Montassar Jbali réhabilite le mezoued tunisien
By Leila Assas
20 Fév 2024 - 06:25
En Tunisie, le mezoued, tout comme les autres musiques traditionnelles, a souvent été mal compris, soumis à des stéréotypes négatifs forgés par des prismes et idéologies préconçus. Ces préjugés ont conduit à une classification réductrice, reléguant ces expressions culturelles riches et authentiques à des catégories limitatives. Cette perception étroite a parfois obscurci la valeur artistique et culturelle des musiques traditionnelles africaines, occultant leur rôle crucial en tant que reflets de l'histoire, de la spiritualité et de l'identité du continent.
Néanmoins, des artistes visionnaires, à l’instar de Montassar Jbali, défient ces préjugés, ouvrant de nouvelles voies musicales qui illustrent la diversité et la pertinence continues des traditions musicales africaines, appelant ainsi à une reconnaissance éclairée et à une appréciation plus profonde de ces trésors culturels. Au sein des rythmes effrénés du jazz et des battements vibrants du hip-hop, une transformation musicale remarquable s’opère, propulsant le mezoued tunisien vers de nouveaux horizons sous la direction visionnaire du flûtiste talentueux, Montassar Jbali.
Jadis, empreint de préjugés exacerbés pour son caractère sulfureux, cette musique au rythmes dansant centrée autour de l’instrument du même nom (cornemuse) est jugée artisanale, organique et surtout exempt de puritanisme. L’intelligentsia tunisienne des années 70 et 80 fustige le mezoued, les mouvements religieux rigoristes s’en indigne. c’est ce que met en exergue le documentaire L’Art du mezoued, de Chamkhi Sonia, (Slim Amamou, Moustaches productions). C’est la musique des « enfants de l’exode rural » en mal d’amour. Il exprime « la rage des exclus, le désespoir des taulards, l’amour inconditionnel pour la mère et les blessures de l’abandon ou de la traitrise de la femme aimée. »
D’abord diaboliser puis affublé d’une imagerie folkloriste et désuète, il trouve aujourd’hui une renaissance inattendue, grâce Montassar Jbali. Avec sa maîtrise exceptionnelle de la flûte et sa passion contagieuse pour l’expérimentation musicale, il transcende les frontières conventionnelles. En fusionnant les sonorités envoûtantes du mezoued avec les nuances improvisées du jazz et l’énergie pulsante du hip-hop, il insuffle une nouvelle vie à un genre longtemps méconnu.
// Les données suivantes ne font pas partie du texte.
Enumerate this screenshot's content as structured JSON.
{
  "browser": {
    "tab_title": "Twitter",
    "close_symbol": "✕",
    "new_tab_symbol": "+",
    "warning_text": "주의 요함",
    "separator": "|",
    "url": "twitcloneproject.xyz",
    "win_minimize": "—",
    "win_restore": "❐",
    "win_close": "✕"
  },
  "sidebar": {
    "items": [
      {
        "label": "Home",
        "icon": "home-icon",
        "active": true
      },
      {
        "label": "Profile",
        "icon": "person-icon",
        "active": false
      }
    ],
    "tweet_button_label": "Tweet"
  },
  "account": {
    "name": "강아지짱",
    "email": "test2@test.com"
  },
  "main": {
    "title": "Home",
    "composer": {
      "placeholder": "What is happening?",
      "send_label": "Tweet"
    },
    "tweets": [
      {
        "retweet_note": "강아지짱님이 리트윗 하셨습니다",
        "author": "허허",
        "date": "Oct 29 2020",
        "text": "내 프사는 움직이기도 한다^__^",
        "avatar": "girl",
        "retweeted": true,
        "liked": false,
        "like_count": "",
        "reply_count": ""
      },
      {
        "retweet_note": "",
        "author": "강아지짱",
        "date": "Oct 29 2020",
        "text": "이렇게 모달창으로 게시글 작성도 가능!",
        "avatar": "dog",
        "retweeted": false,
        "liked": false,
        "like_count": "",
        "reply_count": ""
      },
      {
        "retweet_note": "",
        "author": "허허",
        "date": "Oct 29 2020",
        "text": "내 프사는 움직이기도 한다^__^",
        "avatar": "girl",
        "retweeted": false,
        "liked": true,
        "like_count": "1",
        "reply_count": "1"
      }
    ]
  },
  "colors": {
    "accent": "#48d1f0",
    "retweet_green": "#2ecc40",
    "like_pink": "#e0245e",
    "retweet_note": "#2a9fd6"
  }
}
À travers cette symbiose musicale audacieuse, le mezoued se libère des stéréotypes et s’érige comme un ambassadeur intrépide de la richesse culturelle tunisienne. Présent dans diverses formations de jazz et de hip-hop, comme Erkez Hip hop, Montassar Jbali défie les attentes, démontrant que la fusion culturelle peut être à la fois puissante et subtile. Son art transcende les frontières géographiques et temporelles, créant un pont harmonieux entre les traditions ancestrales et les expressions artistiques contemporaines.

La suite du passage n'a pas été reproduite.